A portion of the public has organized and some have become quite militant in their efforts to save the environment. For example, in Rhode Island a group named ‘Save the Bay’ keeps a watchful eye over the actions of various private and public organizations that might pollute Narragansett Bay – a large estuary dominating the eastern portion of the state. The Greenpeace and earth first groups are much more proactive in their methods. In fact, Earth First members are actually being prosecuted for their allegedly unlawful and dangerous actions to preserve forest land.
Marketers have apparently become sensitive to public concerns over environmental issues. This has led to what has come to be known as green marketing – producing and promoting products that are claimed to be environmentally kind. For example, in the late 1980s McDonald’s, Procter & Gamble, and Lever Bros., all created official directors and programs to focus on environmental concerns. In the case of McDonald’s pamphlets were prepared to inform customers of its policies and actions on various environmental issues and in 1990 it agreed to work with Environmental Refuse Fund to reduce solid waste generated by its restaurants. It also stopped using polystyrene food packaging (related to ozone depletion) in favor of plastic coated paper. Other companies have responded with comparable approaches.
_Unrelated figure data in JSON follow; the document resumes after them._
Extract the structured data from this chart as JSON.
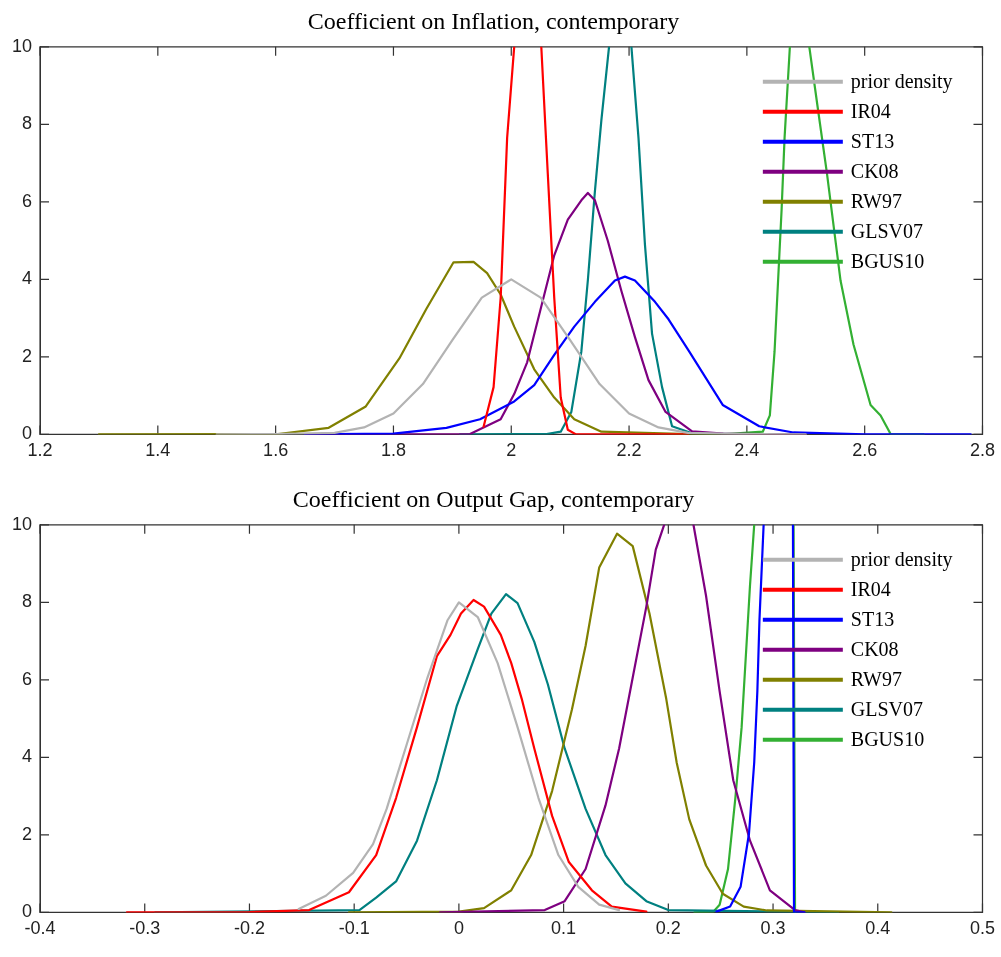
{
  "chart_data": [
    {
      "type": "line",
      "title": "Coefficient on Inflation, contemporary",
      "xlim": [
        1.2,
        2.8
      ],
      "xticks": [
        1.2,
        1.4,
        1.6,
        1.8,
        2,
        2.2,
        2.4,
        2.6,
        2.8
      ],
      "ylim": [
        0,
        10
      ],
      "yticks": [
        0,
        2,
        4,
        6,
        8,
        10
      ],
      "grid": false,
      "legend": "top right",
      "marker": "none",
      "line_style": "solid",
      "series": [
        {
          "name": "prior density",
          "color": "#b3b3b3",
          "x": [
            1.5,
            1.6,
            1.7,
            1.75,
            1.8,
            1.85,
            1.9,
            1.95,
            2,
            2.05,
            2.1,
            2.15,
            2.2,
            2.25,
            2.3,
            2.4,
            2.5
          ],
          "values": [
            0,
            0.01,
            0.04,
            0.18,
            0.54,
            1.3,
            2.43,
            3.53,
            4,
            3.53,
            2.43,
            1.3,
            0.54,
            0.18,
            0.04,
            0.01,
            0
          ]
        },
        {
          "name": "IR04",
          "color": "#ff0000",
          "x": [
            1.953,
            1.97,
            1.982,
            1.993,
            2.005,
            2.03,
            2.051,
            2.062,
            2.073,
            2.084,
            2.096,
            2.11,
            2.3
          ],
          "values": [
            0.2,
            1.22,
            3.52,
            7.65,
            10,
            null,
            10,
            6.73,
            3.52,
            0.95,
            0.12,
            0,
            0
          ]
        },
        {
          "name": "ST13",
          "color": "#0000ff",
          "x": [
            1.65,
            1.8,
            1.89,
            1.947,
            2.005,
            2.039,
            2.073,
            2.107,
            2.142,
            2.176,
            2.193,
            2.21,
            2.244,
            2.267,
            2.302,
            2.359,
            2.421,
            2.479,
            2.6,
            2.78
          ],
          "values": [
            0,
            0.02,
            0.17,
            0.39,
            0.85,
            1.27,
            2.05,
            2.78,
            3.42,
            3.97,
            4.07,
            3.97,
            3.42,
            2.97,
            2.14,
            0.76,
            0.21,
            0.05,
            0,
            0
          ]
        },
        {
          "name": "CK08",
          "color": "#7e0080",
          "x": [
            1.65,
            1.93,
            1.982,
            2.005,
            2.027,
            2.05,
            2.073,
            2.096,
            2.119,
            2.13,
            2.142,
            2.164,
            2.187,
            2.21,
            2.233,
            2.262,
            2.307,
            2.36,
            2.5
          ],
          "values": [
            0,
            0.01,
            0.39,
            1.04,
            1.86,
            3.24,
            4.62,
            5.54,
            6.04,
            6.23,
            6.04,
            4.99,
            3.7,
            2.51,
            1.4,
            0.58,
            0.08,
            0.02,
            0
          ]
        },
        {
          "name": "RW97",
          "color": "#808000",
          "x": [
            1.3,
            1.604,
            1.69,
            1.753,
            1.81,
            1.856,
            1.902,
            1.936,
            1.959,
            1.982,
            2.005,
            2.039,
            2.073,
            2.107,
            2.153,
            2.3,
            2.5
          ],
          "values": [
            0,
            0.01,
            0.17,
            0.72,
            1.96,
            3.24,
            4.44,
            4.45,
            4.16,
            3.61,
            2.78,
            1.68,
            0.95,
            0.39,
            0.07,
            0.01,
            0
          ]
        },
        {
          "name": "GLSV07",
          "color": "#008080",
          "x": [
            1.913,
            2.06,
            2.084,
            2.102,
            2.119,
            2.13,
            2.142,
            2.153,
            2.166,
            2.185,
            2.204,
            2.216,
            2.227,
            2.239,
            2.256,
            2.273,
            2.307,
            2.4
          ],
          "values": [
            0,
            0.01,
            0.07,
            0.58,
            2.14,
            3.97,
            6.27,
            8.11,
            10,
            null,
            10,
            7.65,
            4.89,
            2.6,
            1.22,
            0.21,
            0.03,
            0
          ]
        },
        {
          "name": "BGUS10",
          "color": "#33b033",
          "x": [
            2.358,
            2.427,
            2.439,
            2.447,
            2.453,
            2.459,
            2.464,
            2.473,
            2.49,
            2.506,
            2.519,
            2.536,
            2.559,
            2.581,
            2.61,
            2.627,
            2.644,
            2.7
          ],
          "values": [
            0,
            0.07,
            0.49,
            2.14,
            3.97,
            5.81,
            7.65,
            10,
            null,
            10,
            8.57,
            6.73,
            3.97,
            2.32,
            0.76,
            0.49,
            0.01,
            0
          ]
        }
      ]
    },
    {
      "type": "line",
      "title": "Coefficient on Output Gap, contemporary",
      "xlim": [
        -0.4,
        0.5
      ],
      "xticks": [
        -0.4,
        -0.3,
        -0.2,
        -0.1,
        0,
        0.1,
        0.2,
        0.3,
        0.4,
        0.5
      ],
      "ylim": [
        0,
        10
      ],
      "yticks": [
        0,
        2,
        4,
        6,
        8,
        10
      ],
      "grid": false,
      "legend": "top right",
      "marker": "none",
      "line_style": "solid",
      "series": [
        {
          "name": "prior density",
          "color": "#b3b3b3",
          "x": [
            -0.153,
            -0.127,
            -0.101,
            -0.082,
            -0.069,
            -0.05,
            -0.03,
            -0.011,
            0,
            0.018,
            0.037,
            0.056,
            0.076,
            0.095,
            0.114,
            0.134,
            0.153
          ],
          "values": [
            0.09,
            0.43,
            1.02,
            1.76,
            2.67,
            4.32,
            6.06,
            7.53,
            8,
            7.62,
            6.43,
            4.78,
            2.95,
            1.48,
            0.66,
            0.2,
            0.06
          ]
        },
        {
          "name": "IR04",
          "color": "#ff0000",
          "x": [
            -0.317,
            -0.2,
            -0.143,
            -0.105,
            -0.079,
            -0.06,
            -0.04,
            -0.021,
            -0.008,
            0.002,
            0.014,
            0.024,
            0.04,
            0.05,
            0.06,
            0.072,
            0.089,
            0.105,
            0.127,
            0.146,
            0.179
          ],
          "values": [
            0,
            0.01,
            0.06,
            0.52,
            1.48,
            2.95,
            4.78,
            6.61,
            7.16,
            7.71,
            8.06,
            7.89,
            7.16,
            6.43,
            5.51,
            4.23,
            2.49,
            1.3,
            0.57,
            0.15,
            0.02
          ]
        },
        {
          "name": "ST13",
          "color": "#0000ff",
          "x": [
            0.246,
            0.259,
            0.269,
            0.277,
            0.282,
            0.285,
            0.287,
            0.291,
            0.305,
            0.319,
            0.32,
            0.33
          ],
          "values": [
            0.02,
            0.15,
            0.66,
            2.03,
            3.86,
            5.7,
            7.53,
            10,
            null,
            10,
            0,
            0
          ]
        },
        {
          "name": "CK08",
          "color": "#7e0080",
          "x": [
            -0.018,
            0.082,
            0.101,
            0.121,
            0.14,
            0.153,
            0.166,
            0.179,
            0.188,
            0.196,
            0.21,
            0.224,
            0.236,
            0.249,
            0.262,
            0.278,
            0.297,
            0.321,
            0.33
          ],
          "values": [
            0,
            0.06,
            0.29,
            1.12,
            2.76,
            4.23,
            6.06,
            7.89,
            9.36,
            10,
            null,
            10,
            8.17,
            5.7,
            3.41,
            1.85,
            0.57,
            0.06,
            0
          ]
        },
        {
          "name": "RW97",
          "color": "#808000",
          "x": [
            -0.105,
            0,
            0.024,
            0.05,
            0.069,
            0.089,
            0.108,
            0.121,
            0.134,
            0.151,
            0.166,
            0.182,
            0.198,
            0.208,
            0.22,
            0.236,
            0.252,
            0.272,
            0.294,
            0.413
          ],
          "values": [
            0,
            0.02,
            0.11,
            0.57,
            1.48,
            3.13,
            5.24,
            6.88,
            8.9,
            9.77,
            9.45,
            7.71,
            5.51,
            3.86,
            2.4,
            1.21,
            0.48,
            0.15,
            0.05,
            0
          ]
        },
        {
          "name": "GLSV07",
          "color": "#008080",
          "x": [
            -0.29,
            -0.095,
            -0.079,
            -0.06,
            -0.04,
            -0.021,
            -0.002,
            0.018,
            0.031,
            0.045,
            0.056,
            0.072,
            0.085,
            0.101,
            0.121,
            0.14,
            0.159,
            0.179,
            0.2,
            0.362
          ],
          "values": [
            0,
            0.06,
            0.38,
            0.8,
            1.85,
            3.41,
            5.33,
            6.79,
            7.71,
            8.21,
            7.98,
            6.98,
            5.88,
            4.23,
            2.67,
            1.48,
            0.75,
            0.29,
            0.06,
            0
          ]
        },
        {
          "name": "BGUS10",
          "color": "#33b033",
          "x": [
            0.225,
            0.243,
            0.249,
            0.257,
            0.264,
            0.27,
            0.274,
            0.278,
            0.282,
            0.3,
            0.3196,
            0.321
          ],
          "values": [
            0,
            0.02,
            0.2,
            1.12,
            2.95,
            4.78,
            6.61,
            8.44,
            10,
            null,
            10,
            0
          ]
        }
      ]
    }
  ]
}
Surveys suggest that consumers are responding favorably to such environmentally positive actions. One national telephone survey fund that 74 percent said they consider environmental protection a priority, even if it is at the expense of slower economic growth. In another survey 46 per cent said that they regularly recycled bottles and cans. This survey also found that the average respondent claimed he or she would pay nearly 7 percent more for an environmentally kind product.
However, some say that the environmental movement is stalling. Part of the reason may be that consumers do not adequately understand the complex issues involved in taking actions on environmental problems. In other cases, although knowledge and understanding may be present consumers may not have favorable attitude towards change. For example, a Roper survey found that 24 per cent of the population aren’t very involved in environmental activities mainly because they say that others aren’t either. Another 26 per cent hold both positive and negative attitudes on environmental issues. Other evidence suggests that consumers are not responding well to new initiatives because when it is a conflict between environmental concern and economics, in terms of higher prices for environmentally kind products economics quickly wins. As a consequence a substantial amount of confusion exists among marketers about how consumers are reacting to environmental issues and what actions they are wiling to take. This has led to one recommendation that companies take a more moderate stance and a lower profile, especially in promoting their environmental efforts.
As the above example demonstrates marketers are frequently uncertain about the variables that are affecting consumers. Sometimes this occurs because they do not clearly understand the extent of variables that might be having an influence. Many of these variables such as personality or attitudes are internal to the consumer (and not directly observable) and variety of others, such as the economic climate, are external. In other cases the variables may be known by marketers but the exact nature and relative strength of their influence is not clear. In any of these circumstances it is useful to refer to some type of model of how consumers operate in order to organize and structure what is understood about consumers.